EL TRIGÉSIMA SEGUNDO DOMINGO
ORDINARIO
(I Reyes 17:10-16; Hebreos 9:24-28; Marcos 12:38-44)
Hoy en día cada persona quiere ser reconocida
como individuo. Todo hombre y mujer quiere
que los demás le identifiquen por su tatú, por su corte de pelo, por su modo no
apropiado de hablar, o por otra cosa particular. Por la mayor parte, no quiere participar en
grupos más organizados que los fanáticos de su equipo de fútbol. No quiere ser miembro de los Caballeros de
Colón, de las Guadalupanas, o aun del sindicato. Ciertamente la persona contemporánea está
ocupada. Y eso es parte del
problema. Porque quiere vivir con todas
las conveniencias de los ricos, trabaja demasiado. Se olvida de que la riqueza más satisfaciente
es la red de relaciones, particularmente su relación con el Señor.
Se puede tener una vislumbre de este tipo de
comportamiento en el evangelio. Los
escribas andan buscando la admiración de todos.
Llevan ropajes grandiosos y toman los puestos más altos para que otras
personas los vean como importantes.
Viven ni para Dios ni para otras personas sino para sí mismos.
En contraste hay la viuda. Es pobre y humilde. No tiene nada más en toda su posesión que dos
moneditas. Se supondría que las gaste
por su propio bien – tal vez para comprar un dulce o colorete para sus
mejillas. Pero ella no piensa como la mayoría de la
gente. Echa las dos moneditas en la
alcancía del Templo para glorificar a Dios.
Cuando regrese a la casita donde vive, ella tendrá que relacionarse con
otras personas para sobrevivir. Tal vez
pida un pedazo de pan de un vecino y algún queso del otro.
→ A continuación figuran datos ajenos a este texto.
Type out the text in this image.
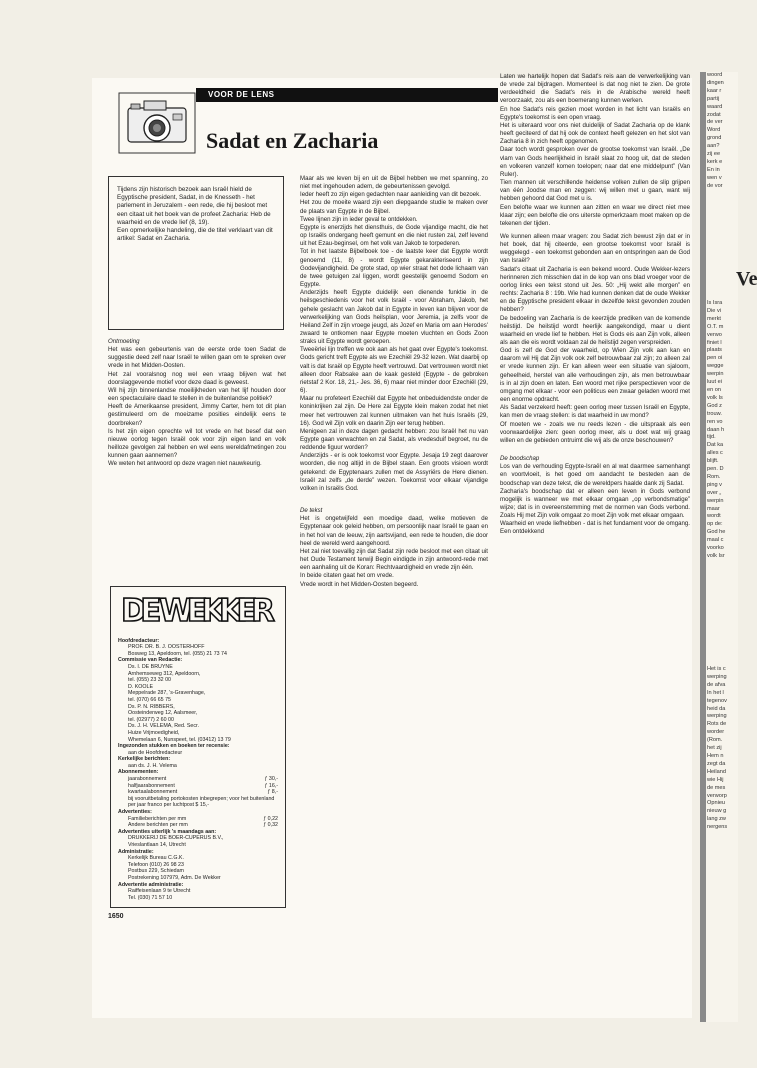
woord
dingen
kaar r
partij
waard
zodat
de ver
Word
grond
aan?
zij ee
kerk e
En in
wen v
de vor
Ve
Is Isra
Die vi
merkt
O.T. m
verwo
finiet l
plaats
pen oi
wegge
werpin
luut ei
en on
volk Is
God z
trouw.
ren vo
daan h
tijd.
Dat ka
alles c
blijft.
pen. D
Rom.
ping v
over „
werpin
maar
wordt
op de:
God he
maal c
voorko
volk Isr
Het is c
werping
de afva
In het l
tegenov
heid da
werping
Rots de
worder
(Rom.
het zij
Hem n
zegt da
Heiland
wie Hij
de mes
verworp
Opnieu
nieuw g
lang zw
nergens
VOOR DE LENS
Sadat en Zacharia

Tijdens zijn historisch bezoek aan Israël hield de Egyptische president, Sadat, in de Knesseth - het parlement in Jeruzalem - een rede, die hij besloot met een citaat uit het boek van de profeet Zacharia: Heb de waarheid en de vrede lief (8, 19).

Een opmerkelijke handeling, die de titel verklaart van dit artikel: Sadat en Zacharia.

Ontmoeting

Het was een gebeurtenis van de eerste orde toen Sadat de suggestie deed zelf naar Israël te willen gaan om te spreken over vrede in het Midden-Oosten.

Het zal vooralsnog nog wel een vraag blijven wat het doorslaggevende motief voor deze daad is geweest.

Wil hij zijn binnenlandse moeilijkheden van het lijf houden door een spectaculaire daad te stellen in de buitenlandse politiek?

Heeft de Amerikaanse president, Jimmy Carter, hem tot dit plan gestimuleerd om de moeizame posities eindelijk eens te doorbreken?

Is het zijn eigen oprechte wil tot vrede en het besef dat een nieuwe oorlog tegen Israël ook voor zijn eigen land en volk heilloze gevolgen zal hebben en wel eens wereldafmetingen zou kunnen gaan aannemen?

We weten het antwoord op deze vragen niet nauwkeurig.

DE WEKKER
Hoofdredacteur:
PROF. DR. B. J. OOSTERHOFF
Bosweg 13, Apeldoorn, tel. (055) 21 73 74
Commissie van Redactie:
Ds. I. DE BRUYNE
Arnhemseweg 312, Apeldoorn,
tel. (055) 23 32 00
D. KOOLE
Meppelrade 287, 's-Gravenhage,
tel. (070) 66 65 75
Ds. P. N. RIBBERS,
Oosteinderweg 12, Aalsmeer,
tel. (02977) 2 60 00
Ds. J. H. VELEMA, Red. Secr.
Huize Vrijmoedigheid,
Whemelaan 6, Nunspeet, tel. (03412) 13 79
Ingezonden stukken en boeken ter recensie:
aan de Hoofdredacteur
Kerkelijke berichten:
aan ds. J. H. Velema
Abonnementen:
jaarabonnement	ƒ 30,-
halfjaarabonnement	ƒ 16,-
kwartaalabonnement	ƒ 8,-
bij vooruitbetaling portokosten inbegrepen; voor het buitenland per jaar franco per luchtpost $ 15,-
Advertenties:
Familieberichten per mm	ƒ 0,22
Andere berichten per mm	ƒ 0,32
Advertenties uiterlijk 's maandags aan:
DRUKKERIJ DE BOER-CUPERUS B.V.,
Vrieslantlaan 14, Utrecht
Administratie:
Kerkelijk Bureau C.G.K.
Telefoon (010) 26 98 23
Postbus 229, Schiedam
Postrekening 107979, Adm. De Wekker
Advertentie administratie:
Raiffeisenlaan 9 te Utrecht
Tel. (030) 71 57 10
1650

Maar als we leven bij en uit de Bijbel hebben we met spanning, zo niet met ingehouden adem, de gebeurtenissen gevolgd.

Ieder heeft zo zijn eigen gedachten naar aanleiding van dit bezoek.

Het zou de moeite waard zijn een diepgaande studie te maken over de plaats van Egypte in de Bijbel.

Twee lijnen zijn in ieder geval te ontdekken.

Egypte is enerzijds het diensthuis, de Gode vijandige macht, die het op Israëls ondergang heeft gemunt en die niet rusten zal, zelf levend uit het Ezau-beginsel, om het volk van Jakob te torpederen.

Tot in het laatste Bijbelboek toe - de laatste keer dat Egypte wordt genoemd (11, 8) - wordt Egypte gekarakteriseerd in zijn Godevijandigheid. De grote stad, op wier straat het dode lichaam van de twee getuigen zal liggen, wordt geestelijk genoemd Sodom en Egypte.

Anderzijds heeft Egypte duidelijk een dienende funktie in de heilsgeschiedenis voor het volk Israël - voor Abraham, Jakob, het gehele geslacht van Jakob dat in Egypte in leven kan blijven voor de verwerkelijking van Gods heilsplan, voor Jeremia, ja zelfs voor de Heiland Zelf in zijn vroege jeugd, als Jozef en Maria om aan Herodes' zwaard te ontkomen naar Egypte moeten vluchten en Gods Zoon straks uit Egypte wordt geroepen.

Tweeërlei lijn treffen we ook aan als het gaat over Egypte's toekomst. Gods gericht treft Egypte als we Ezechiël 29-32 lezen. Wat daarbij op valt is dat Israël op Egypte heeft vertrouwd. Dat vertrouwen wordt niet alleen door Rabsake aan de kaak gesteld (Egypte - de gebroken rietstaf 2 Kor. 18, 21,- Jes. 36, 6) maar niet minder door Ezechiël (29, 6).

Maar nu profeteert Ezechiël dat Egypte het onbeduidendste onder de koninkrijken zal zijn. De Here zal Egypte klein maken zodat het niet meer het vertrouwen zal kunnen uitmaken van het huis Israëls (29, 16). God wil Zijn volk en daarin Zijn eer terug hebben.

Menigeen zal in deze dagen gedacht hebben: zou Israël het nu van Egypte gaan verwachten en zal Sadat, als vredesduif begroet, nu de reddende figuur worden?

Anderzijds - er is ook toekomst voor Egypte. Jesaja 19 zegt daarover woorden, die nog altijd in de Bijbel staan. Een groots visioen wordt getekend: de Egyptenaars zullen met de Assyriërs de Here dienen. Israël zal zelfs „de derde” wezen. Toekomst voor elkaar vijandige volken in Israëls God.

De tekst

Het is ongetwijfeld een moedige daad, welke motieven de Egyptenaar ook geleid hebben, om persoonlijk naar Israël te gaan en in het hol van de leeuw, zijn aartsvijand, een rede te houden, die door heel de wereld werd aangehoord.

Het zal niet toevallig zijn dat Sadat zijn rede besloot met een citaat uit het Oude Testament terwijl Begin eindigde in zijn antwoord-rede met een aanhaling uit de Koran: Rechtvaardigheid en vrede zijn één.

In beide citaten gaat het om vrede.

Vrede wordt in het Midden-Oosten begeerd.

Laten we hartelijk hopen dat Sadat's reis aan de verwerkelijking van de vrede zal bijdragen. Momenteel is dat nog niet te zien. De grote verdeeldheid die Sadat's reis in de Arabische wereld heeft veroorzaakt, zou als een boemerang kunnen werken.

En hoe Sadat's reis gezien moet worden in het licht van Israëls en Egypte's toekomst is een open vraag.

Het is uiteraard voor ons niet duidelijk of Sadat Zacharia op de klank heeft geciteerd of dat hij ook de context heeft gelezen en het slot van Zacharia 8 in zich heeft opgenomen.

Daar toch wordt gesproken over de grootse toekomst van Israël. „De vlam van Gods heerlijkheid in Israël slaat zo hoog uit, dat de steden en volkeren vanzelf komen toelopen; naar dat ene middelpunt” (Van Ruler).

Tien mannen uit verschillende heidense volken zullen de slip grijpen van één Joodse man en zeggen: wij willen met u gaan, want wij hebben gehoord dat God met u is.

Een belofte waar we kunnen aan zitten en waar we direct niet mee klaar zijn; een belofte die ons uiterste opmerkzaam moet maken op de tekenen der tijden.

We kunnen alleen maar vragen: zou Sadat zich bewust zijn dat er in het boek, dat hij citeerde, een grootse toekomst voor Israël is weggelegd - een toekomst gebonden aan en ontspringen aan de God van Israël?

Sadat's citaat uit Zacharia is een bekend woord. Oude Wekker-lezers herinneren zich misschien dat in de kop van ons blad vroeger voor de oorlog links een tekst stond uit Jes. 50: „Hij wekt alle morgen” en rechts: Zacharia 8 : 19b. Wie had kunnen denken dat de oude Wekker en de Egyptische president elkaar in dezelfde tekst gevonden zouden hebben?

De bedoeling van Zacharia is de keerzijde prediken van de komende heilstijd. De heilstijd wordt heerlijk aangekondigd, maar u dient waarheid en vrede lief te hebben. Het is Gods eis aan Zijn volk, alleen als aan die eis wordt voldaan zal de heilstijd zegen verspreiden.

God is zelf de God der waarheid, op Wien Zijn volk aan kan en daarom wil Hij dat Zijn volk ook zelf betrouwbaar zal zijn; zo alleen zal er vrede kunnen zijn. Er kan alleen weer een situatie van sjaloom, geheelheid, herstel van alle verhoudingen zijn, als men betrouwbaar is in al zijn doen en laten. Een woord met rijke perspectieven voor de omgang met elkaar - voor een politicus een zwaar geladen woord met een enorme opdracht.

Als Sadat verzekerd heeft: geen oorlog meer tussen Israël en Egypte, kan men de vraag stellen: is dat waarheid in uw mond?

Of moeten we - zoals we nu reeds lezen - die uitspraak als een voorwaardelijke zien: geen oorlog meer, als u doet wat wij graag willen en de gebieden ontruimt die wij als de onze beschouwen?

De boodschap

Los van de verhouding Egypte-Israël en al wat daarmee samenhangt en voortvloeit, is het goed om aandacht te besteden aan de boodschap van deze tekst, die de wereldpers haalde dank zij Sadat.

Zacharia's boodschap dat er alleen een leven in Gods verbond mogelijk is wanneer we met elkaar omgaan „op verbondsmatige” wijze; dat is in overeenstemming met de normen van Gods verbond. Zoals Hij met Zijn volk omgaat zo moet Zijn volk met elkaar omgaan.

Waarheid en vrede liefhebben - dat is het fundament voor de omgang. Een ontdekkend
Quizás piense que puede lavar ropa para que
tenga algo para dar al Templo en la próxima semana.
No cabe duda a lo cual Jesús favorece. No sólo pronuncia un elogio por la viuda sino
también la imitará. Dentro de poco Jesús
va a estar echando en la cruz “’todo lo que tenía para vivir’”. En esta acción aún más que en su encarnación
Jesús estará uniéndose con la humanidad.
La segunda lectura de la Carta a los Hebreos explica que Jesús lo hará
“para quitar los pecados de todos”. Es
su solidaridad con la gente en la muerte, que no mereció, que nos permite vivir
con la esperanza. Por acercarse a
nosotros en todo, incluyendo la muerte, nos creó un destino de la gloria.
El sacrificio de Jesús es como aquel de una
mujer embarazada que contrajo el cáncer del útero hace varios años. Para curar el cáncer la mujer pudiera haber
tenido el útero quitado. Pero tal
sugería habría significado la pérdida de su bebé. Para asegurar la vida de su hijo, la mujer
esperaba hasta que naciera él. Desgraciadamente
por entonces el cáncer había desarrollado tanto que quitó su vida. Pero su hijo sobrevivió la ordalía hasta,
presumo, el día hoy.
De alguna manera tenemos que seguir a Jesús. Como él se identificó con nosotros por su
muerte, tenemos que identificarnos con él por el cuidado de los demás. El problema no es que no haya organizaciones
e individuos pidiendo ayuda. Estos
sobran. La dificultad se encuentra en
nuestro corazón. La mayoría de
nosotros están contentos de sentarse
delante del televisor toda la noche. La
mayoría de nosotros preferían ser conocidos como importantes que serviciales. A la mayoría de nosotros les gustan las “me gustas”
de “amigos” en Facebook que las “gracias” de personas que hemos ayudado.
Sería bueno mantener en cuenta la primera
lectura. Cuando la viuda da al profeta
el pancillo que pidió, recibe la promesa de no faltar los alimentos hasta que
el Señor mandé la lluvia. La promesa a
nosotros por seguir a Jesús es aún más impresionante. Nos promete la vida eterna. Dios nunca abandonará a aquel que lo sirva. Más bien lo recompensará con la vida eterna.